Parker shook his head in irritation, though the blind man couldn’t see it. He’d come to the blind man because he was the one to talk to if you wanted machine guns. Parker would have preferred to go to Amos Klee, in Syracuse, but Klee was only good on handguns. It was the blind man, called Scofe, who should be able to supply the machine guns.

Parker said, “You don’t have them? You can’t get them?”

“Sit,” said the blind man. “Sit, sit. Let me think.”

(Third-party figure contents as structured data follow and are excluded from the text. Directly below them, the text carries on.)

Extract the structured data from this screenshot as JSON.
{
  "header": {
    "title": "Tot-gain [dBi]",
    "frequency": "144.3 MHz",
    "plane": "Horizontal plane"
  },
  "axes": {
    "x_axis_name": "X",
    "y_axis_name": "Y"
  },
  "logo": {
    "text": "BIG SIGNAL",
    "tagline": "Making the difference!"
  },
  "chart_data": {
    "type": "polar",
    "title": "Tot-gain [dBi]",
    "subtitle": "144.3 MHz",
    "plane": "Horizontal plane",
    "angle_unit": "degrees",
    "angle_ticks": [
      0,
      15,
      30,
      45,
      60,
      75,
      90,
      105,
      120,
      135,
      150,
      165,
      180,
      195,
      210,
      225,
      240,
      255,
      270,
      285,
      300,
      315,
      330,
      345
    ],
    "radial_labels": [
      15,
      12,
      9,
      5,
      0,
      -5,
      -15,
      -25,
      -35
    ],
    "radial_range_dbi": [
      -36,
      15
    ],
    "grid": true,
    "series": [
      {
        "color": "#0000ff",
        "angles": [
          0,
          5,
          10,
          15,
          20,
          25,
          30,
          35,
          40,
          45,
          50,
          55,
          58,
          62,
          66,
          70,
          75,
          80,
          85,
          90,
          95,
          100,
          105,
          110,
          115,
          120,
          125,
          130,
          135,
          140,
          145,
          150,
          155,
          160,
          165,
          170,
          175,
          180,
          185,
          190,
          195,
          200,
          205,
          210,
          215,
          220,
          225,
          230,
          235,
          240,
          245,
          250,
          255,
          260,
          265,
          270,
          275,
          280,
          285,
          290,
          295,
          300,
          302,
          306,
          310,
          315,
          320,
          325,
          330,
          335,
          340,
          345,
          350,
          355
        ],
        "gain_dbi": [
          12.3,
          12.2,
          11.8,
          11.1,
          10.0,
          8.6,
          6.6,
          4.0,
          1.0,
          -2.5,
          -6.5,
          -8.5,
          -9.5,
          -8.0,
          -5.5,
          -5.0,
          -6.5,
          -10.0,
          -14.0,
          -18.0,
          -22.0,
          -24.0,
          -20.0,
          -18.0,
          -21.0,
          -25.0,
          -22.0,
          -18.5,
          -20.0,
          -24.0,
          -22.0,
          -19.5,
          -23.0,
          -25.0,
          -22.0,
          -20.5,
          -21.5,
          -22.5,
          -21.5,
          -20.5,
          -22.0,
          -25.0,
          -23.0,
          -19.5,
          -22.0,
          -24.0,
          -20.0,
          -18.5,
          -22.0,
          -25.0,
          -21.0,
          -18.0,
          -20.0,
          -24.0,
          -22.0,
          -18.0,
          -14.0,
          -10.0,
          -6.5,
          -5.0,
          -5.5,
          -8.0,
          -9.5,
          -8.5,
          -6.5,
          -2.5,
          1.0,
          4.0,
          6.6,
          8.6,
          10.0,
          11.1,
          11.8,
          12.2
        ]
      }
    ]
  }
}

Parker sat, and let him think.

They were in the filthy back room of a cluttered hobby shop on Second Avenue in Albany, New York. Scofe owned the hobby shop, and it was run by a sloppy woman with red hair who didn’t trust anybody. The filth and the clutter and Scofe’s blindness and the woman’s surliness combined to keep customers at a minimum. Scofe didn’t need much to support himself anyway and he got most of his income from guns. He was good with his hands, could disassemble and reassemble a rifle faster than most men with eyes, and was even a good shot. He fired at sound targets, a small bell hung up in a breeze or his favorite kind of target a child’s toy of the click-click type.

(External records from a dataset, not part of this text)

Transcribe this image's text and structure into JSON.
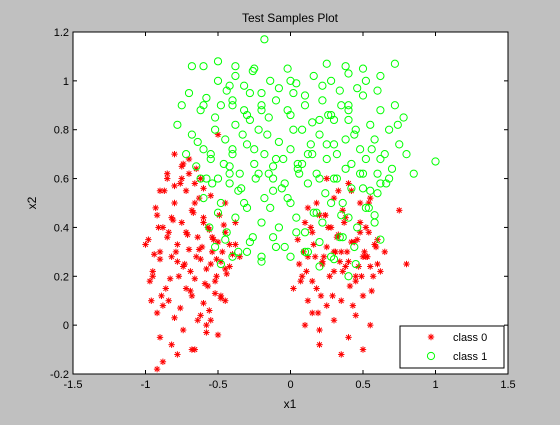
{
  "chart_data": {
    "type": "scatter",
    "title": "Test Samples Plot",
    "xlabel": "x1",
    "ylabel": "x2",
    "xlim": [
      -1.5,
      1.5
    ],
    "ylim": [
      -0.2,
      1.2
    ],
    "xticks": [
      "-1.5",
      "-1",
      "-0.5",
      "0",
      "0.5",
      "1",
      "1.5"
    ],
    "yticks": [
      "-0.2",
      "0",
      "0.2",
      "0.4",
      "0.6",
      "0.8",
      "1",
      "1.2"
    ],
    "grid": false,
    "legend_position": "bottom-right",
    "series": [
      {
        "name": "class 0",
        "marker": "asterisk",
        "color": "#ff0000",
        "x": [
          -0.98,
          -0.95,
          -0.92,
          -0.9,
          -0.88,
          -0.86,
          -0.84,
          -0.82,
          -0.8,
          -0.78,
          -0.77,
          -0.75,
          -0.73,
          -0.72,
          -0.7,
          -0.68,
          -0.66,
          -0.64,
          -0.62,
          -0.6,
          -0.58,
          -0.56,
          -0.54,
          -0.52,
          -0.5,
          -0.48,
          -0.46,
          -0.44,
          -0.42,
          -0.4,
          -0.96,
          -0.93,
          -0.9,
          -0.87,
          -0.85,
          -0.83,
          -0.81,
          -0.79,
          -0.76,
          -0.74,
          -0.71,
          -0.69,
          -0.67,
          -0.65,
          -0.63,
          -0.61,
          -0.59,
          -0.57,
          -0.55,
          -0.53,
          -0.51,
          -0.49,
          -0.47,
          -0.45,
          -1.0,
          -0.97,
          -0.94,
          -0.91,
          -0.89,
          -0.85,
          -0.82,
          -0.78,
          -0.75,
          -0.72,
          -0.69,
          -0.66,
          -0.63,
          -0.6,
          -0.57,
          -0.54,
          -0.51,
          -0.48,
          -0.45,
          -0.42,
          -0.38,
          -0.35,
          -0.92,
          -0.88,
          -0.84,
          -0.8,
          -0.76,
          -0.72,
          -0.68,
          -0.64,
          -0.6,
          -0.56,
          -0.52,
          -0.48,
          -0.95,
          -0.9,
          -0.85,
          -0.8,
          -0.75,
          -0.7,
          -0.65,
          -0.6,
          -0.55,
          -0.9,
          -0.82,
          -0.74,
          -0.66,
          -0.58,
          -0.5,
          -0.45,
          -0.88,
          -0.78,
          -0.68,
          -0.58,
          -0.92,
          -0.62,
          -0.55,
          -0.8,
          -0.74,
          -0.7,
          -0.66,
          -0.62,
          -0.5,
          -0.45,
          -0.38,
          0.05,
          0.08,
          0.1,
          0.12,
          0.15,
          0.18,
          0.2,
          0.22,
          0.25,
          0.28,
          0.3,
          0.32,
          0.35,
          0.38,
          0.4,
          0.42,
          0.45,
          0.48,
          0.5,
          0.52,
          0.55,
          0.58,
          0.6,
          0.06,
          0.09,
          0.12,
          0.16,
          0.19,
          0.23,
          0.26,
          0.29,
          0.33,
          0.36,
          0.39,
          0.43,
          0.46,
          0.49,
          0.53,
          0.56,
          0.59,
          0.62,
          0.02,
          0.07,
          0.11,
          0.14,
          0.17,
          0.21,
          0.24,
          0.27,
          0.31,
          0.34,
          0.37,
          0.41,
          0.44,
          0.47,
          0.51,
          0.54,
          0.57,
          0.65,
          0.1,
          0.15,
          0.2,
          0.25,
          0.3,
          0.35,
          0.4,
          0.45,
          0.5,
          0.55,
          0.12,
          0.18,
          0.24,
          0.3,
          0.36,
          0.42,
          0.48,
          0.54,
          0.15,
          0.22,
          0.3,
          0.38,
          0.45,
          0.52,
          0.6,
          0.25,
          0.33,
          0.4,
          0.48,
          0.55,
          0.75,
          0.8,
          0.2,
          0.35,
          0.5
        ],
        "y": [
          0.35,
          0.22,
          0.45,
          0.3,
          0.4,
          0.15,
          0.38,
          0.28,
          0.5,
          0.33,
          0.2,
          0.42,
          0.25,
          0.55,
          0.31,
          0.47,
          0.19,
          0.36,
          0.27,
          0.44,
          0.23,
          0.39,
          0.3,
          0.18,
          0.34,
          0.26,
          0.41,
          0.21,
          0.33,
          0.29,
          0.1,
          0.48,
          0.27,
          0.55,
          0.36,
          0.19,
          0.43,
          0.3,
          0.58,
          0.24,
          0.37,
          0.14,
          0.46,
          0.28,
          0.52,
          0.32,
          0.17,
          0.4,
          0.25,
          0.35,
          0.2,
          0.45,
          0.3,
          0.23,
          0.33,
          0.18,
          0.29,
          0.4,
          0.12,
          0.6,
          0.44,
          0.26,
          0.65,
          0.38,
          0.22,
          0.5,
          0.31,
          0.42,
          0.16,
          0.36,
          0.27,
          0.12,
          0.38,
          0.24,
          0.33,
          0.28,
          0.05,
          0.08,
          0.1,
          0.03,
          0.07,
          0.15,
          0.12,
          0.02,
          0.09,
          0.06,
          0.13,
          0.11,
          0.2,
          0.55,
          0.62,
          0.57,
          0.6,
          0.68,
          0.64,
          0.56,
          0.53,
          -0.05,
          -0.08,
          -0.02,
          -0.1,
          0.0,
          -0.04,
          0.1,
          -0.15,
          -0.12,
          -0.1,
          -0.03,
          -0.18,
          0.04,
          0.02,
          0.7,
          0.66,
          0.62,
          0.58,
          0.6,
          0.78,
          0.5,
          0.42,
          0.35,
          0.2,
          0.42,
          0.28,
          0.38,
          0.15,
          0.45,
          0.25,
          0.32,
          0.4,
          0.22,
          0.36,
          0.3,
          0.44,
          0.26,
          0.34,
          0.18,
          0.38,
          0.28,
          0.4,
          0.24,
          0.33,
          0.35,
          0.25,
          0.3,
          0.1,
          0.33,
          0.05,
          0.28,
          0.4,
          0.12,
          0.37,
          0.22,
          0.3,
          0.08,
          0.35,
          0.2,
          0.28,
          0.14,
          0.32,
          0.22,
          0.15,
          0.18,
          0.22,
          0.4,
          0.28,
          0.12,
          0.45,
          0.2,
          0.3,
          0.26,
          0.42,
          0.16,
          0.34,
          0.24,
          0.3,
          0.38,
          0.2,
          0.3,
          0.0,
          0.05,
          -0.02,
          0.08,
          0.02,
          0.1,
          -0.05,
          0.04,
          0.12,
          0.0,
          0.48,
          0.5,
          0.45,
          0.52,
          0.47,
          0.55,
          0.42,
          0.5,
          0.18,
          0.26,
          0.3,
          0.24,
          0.2,
          0.28,
          0.25,
          0.6,
          0.55,
          0.58,
          0.5,
          0.52,
          0.47,
          0.25,
          -0.08,
          -0.12,
          -0.1
        ]
      },
      {
        "name": "class 1",
        "marker": "circle",
        "color": "#00ff00",
        "x": [
          -0.78,
          -0.75,
          -0.72,
          -0.7,
          -0.68,
          -0.65,
          -0.62,
          -0.6,
          -0.58,
          -0.55,
          -0.52,
          -0.5,
          -0.48,
          -0.45,
          -0.42,
          -0.4,
          -0.38,
          -0.35,
          -0.32,
          -0.3,
          -0.28,
          -0.25,
          -0.22,
          -0.2,
          -0.18,
          -0.15,
          -0.12,
          -0.1,
          -0.08,
          -0.05,
          -0.02,
          0.0,
          0.02,
          0.05,
          0.08,
          0.1,
          0.12,
          0.15,
          0.18,
          0.2,
          0.22,
          0.25,
          0.28,
          0.3,
          0.32,
          0.35,
          0.38,
          0.4,
          0.42,
          0.45,
          0.48,
          0.5,
          0.52,
          0.55,
          0.58,
          0.6,
          0.62,
          0.65,
          0.68,
          0.7,
          0.72,
          0.75,
          0.78,
          0.8,
          -0.64,
          -0.58,
          -0.52,
          -0.46,
          -0.4,
          -0.34,
          -0.28,
          -0.22,
          -0.16,
          -0.1,
          -0.04,
          0.02,
          0.08,
          0.14,
          0.2,
          0.26,
          0.32,
          0.38,
          0.44,
          0.5,
          0.56,
          0.62,
          0.68,
          0.74,
          -0.6,
          -0.54,
          -0.48,
          -0.42,
          -0.36,
          -0.3,
          -0.24,
          -0.18,
          -0.12,
          -0.06,
          0.0,
          0.06,
          0.12,
          0.18,
          0.24,
          0.3,
          0.36,
          0.42,
          0.48,
          0.54,
          0.6,
          0.66,
          -0.56,
          -0.5,
          -0.44,
          -0.38,
          -0.32,
          -0.26,
          -0.2,
          -0.14,
          -0.08,
          -0.02,
          0.04,
          0.1,
          0.16,
          0.22,
          0.28,
          0.34,
          0.4,
          0.46,
          0.52,
          0.58,
          -0.5,
          -0.44,
          -0.38,
          -0.32,
          -0.26,
          -0.2,
          -0.14,
          -0.08,
          -0.02,
          0.04,
          0.1,
          0.16,
          0.22,
          0.28,
          0.34,
          0.4,
          0.46,
          0.52,
          -0.52,
          -0.45,
          -0.36,
          -0.28,
          -0.2,
          -0.12,
          -0.04,
          0.04,
          0.12,
          0.2,
          0.28,
          0.36,
          0.44,
          -0.48,
          -0.4,
          -0.3,
          -0.2,
          -0.1,
          0.0,
          0.1,
          0.2,
          0.3,
          0.4,
          -0.6,
          -0.4,
          -0.2,
          0.0,
          0.2,
          0.4,
          0.6,
          -0.55,
          -0.42,
          -0.33,
          -0.25,
          -0.15,
          0.05,
          0.15,
          0.25,
          -0.68,
          -0.6,
          -0.5,
          -0.38,
          -0.25,
          -0.18,
          0.0,
          0.25,
          0.38,
          0.5,
          0.62,
          0.72,
          1.0,
          0.85,
          -0.62,
          -0.42,
          -0.12,
          0.35,
          0.45,
          0.58,
          0.62,
          -0.4,
          -0.3,
          0.3,
          0.4,
          0.5,
          0.55,
          0.62
        ],
        "y": [
          0.82,
          0.9,
          0.7,
          0.95,
          0.78,
          0.65,
          0.88,
          0.72,
          0.93,
          0.68,
          0.85,
          0.6,
          0.9,
          0.76,
          0.98,
          0.7,
          0.82,
          0.62,
          0.88,
          0.74,
          0.95,
          0.66,
          0.8,
          0.9,
          0.7,
          0.85,
          0.6,
          0.92,
          0.75,
          0.68,
          0.88,
          0.72,
          0.95,
          0.64,
          0.8,
          0.9,
          0.7,
          0.83,
          0.62,
          0.78,
          0.92,
          0.68,
          0.86,
          0.74,
          0.6,
          0.9,
          0.76,
          0.84,
          0.66,
          0.8,
          0.72,
          0.94,
          0.68,
          0.82,
          0.76,
          0.62,
          0.88,
          0.7,
          0.8,
          0.64,
          0.9,
          0.74,
          0.85,
          0.7,
          0.75,
          0.6,
          0.8,
          0.66,
          0.72,
          0.56,
          0.84,
          0.62,
          0.78,
          0.68,
          0.58,
          0.8,
          0.66,
          0.74,
          0.6,
          0.86,
          0.7,
          0.64,
          0.78,
          0.56,
          0.72,
          0.68,
          0.6,
          0.82,
          0.52,
          0.58,
          0.5,
          0.62,
          0.55,
          0.48,
          0.6,
          0.52,
          0.65,
          0.56,
          0.5,
          0.62,
          0.58,
          0.46,
          0.54,
          0.6,
          0.5,
          0.56,
          0.62,
          0.48,
          0.54,
          0.58,
          0.4,
          0.46,
          0.38,
          0.44,
          0.5,
          0.36,
          0.42,
          0.48,
          0.4,
          0.52,
          0.44,
          0.38,
          0.46,
          0.42,
          0.5,
          0.36,
          0.44,
          0.4,
          0.48,
          0.42,
          1.0,
          0.96,
          1.02,
          0.98,
          1.04,
          0.95,
          1.0,
          0.97,
          1.05,
          0.99,
          0.94,
          1.02,
          0.98,
          1.0,
          0.96,
          1.03,
          0.97,
          1.0,
          0.32,
          0.35,
          0.3,
          0.34,
          0.28,
          0.36,
          0.32,
          0.38,
          0.3,
          0.34,
          0.28,
          0.36,
          0.32,
          0.25,
          0.28,
          0.3,
          0.26,
          0.32,
          0.28,
          0.3,
          0.24,
          0.27,
          0.2,
          0.9,
          0.92,
          0.88,
          0.86,
          0.84,
          0.9,
          0.96,
          0.7,
          0.65,
          0.78,
          0.72,
          0.62,
          0.66,
          0.7,
          0.74,
          1.06,
          1.06,
          1.08,
          1.06,
          1.05,
          1.17,
          1.0,
          1.07,
          1.06,
          1.05,
          1.02,
          1.07,
          0.67,
          0.62,
          0.6,
          0.58,
          0.55,
          0.45,
          0.25,
          0.45,
          0.35,
          0.9,
          0.86,
          0.84,
          0.88,
          0.62,
          0.55,
          0.58
        ]
      }
    ]
  }
}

Scofe scratched his chin. He hadn’t shaved for a few days, and his fingernails made a harsh dry sound against his beard stubble. He said, “Shotgun no good? I got good shotguns, sawed-off or what you want.”

“Machine guns. Three.”

“You know what the Germans call a machine gun? Kugelspritz. Bullet squirter. All noise, no accuracy.”

“Three.”

Scofe shrugged, and made a motion as though washing his hands. “Not my affair. I got a Schmeisser, a burp gun. Old, but in good condition.”

“That’s one.”

Scofe chuckled, his shoulders rising and falling. “Parker,” he said. “Parker, Parker. I hear you got a new face, but your voice don’t change, or your style. You don’t like me, do you, Parker?”